Winning the Title
Here is an excerpt:
At 2 lbs 3 oz, Ilyse had already acquired the name “wild woman.” Born prematurely with Down Syndrome, Ilyse showed spunk and grit and the intensive care unit nurses acknowledged this with a nickname. Later, as a competitor in Special Olympics, Ilyse’s uncanny ability to capture the limelight led to her being called “Hollywood”. But the honorific that has had the greatest transformative effect on Ilyse is that of “Auntie.”
At the age of nineteen, Ilyse drove with my parents overnight to meet their new granddaughter. For Ilyse and my infant daughter Miriam it was love at first sight. Ilyse felt a new sense of pride in her status as an Aunt. Here was a little being she could cuddle, care for, and, as she informed us immediately, someone who she could “feed chocolate milk.”

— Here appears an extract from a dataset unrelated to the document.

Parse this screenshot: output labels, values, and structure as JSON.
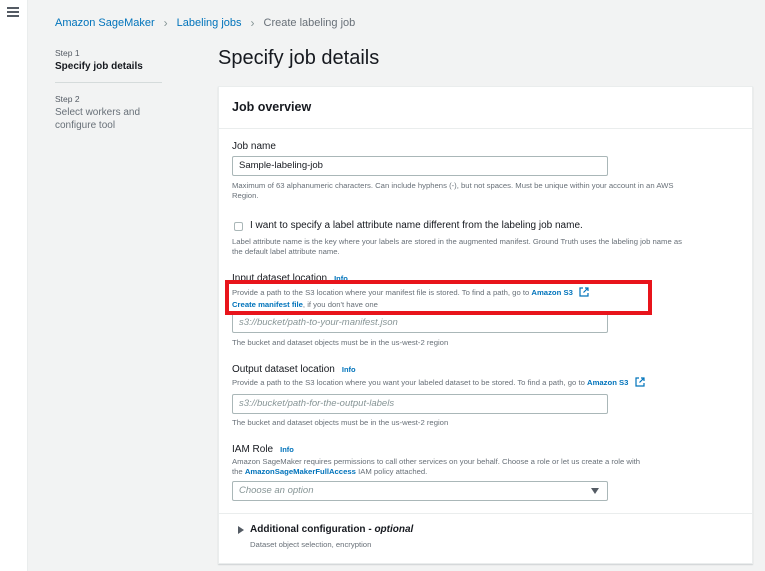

Ilyse was always the baby of the family. She is thirteen years younger than me, and eleven years younger than our cousins. To add to that, at four feet tall, Ilyse has always looked young. My mom often says that Ilyse’s cuteness is both a blessing and a curse. A blessing because people are mostly kind to her; a curse when peers and adults who want to offer help derail our family’s attempt to encourage Ilyse towards independence. But a baby niece and a sleep-deprived sister who is now a new mom genuinely need help. And Ilyse was happy to support me in the wonder of caring for an infant.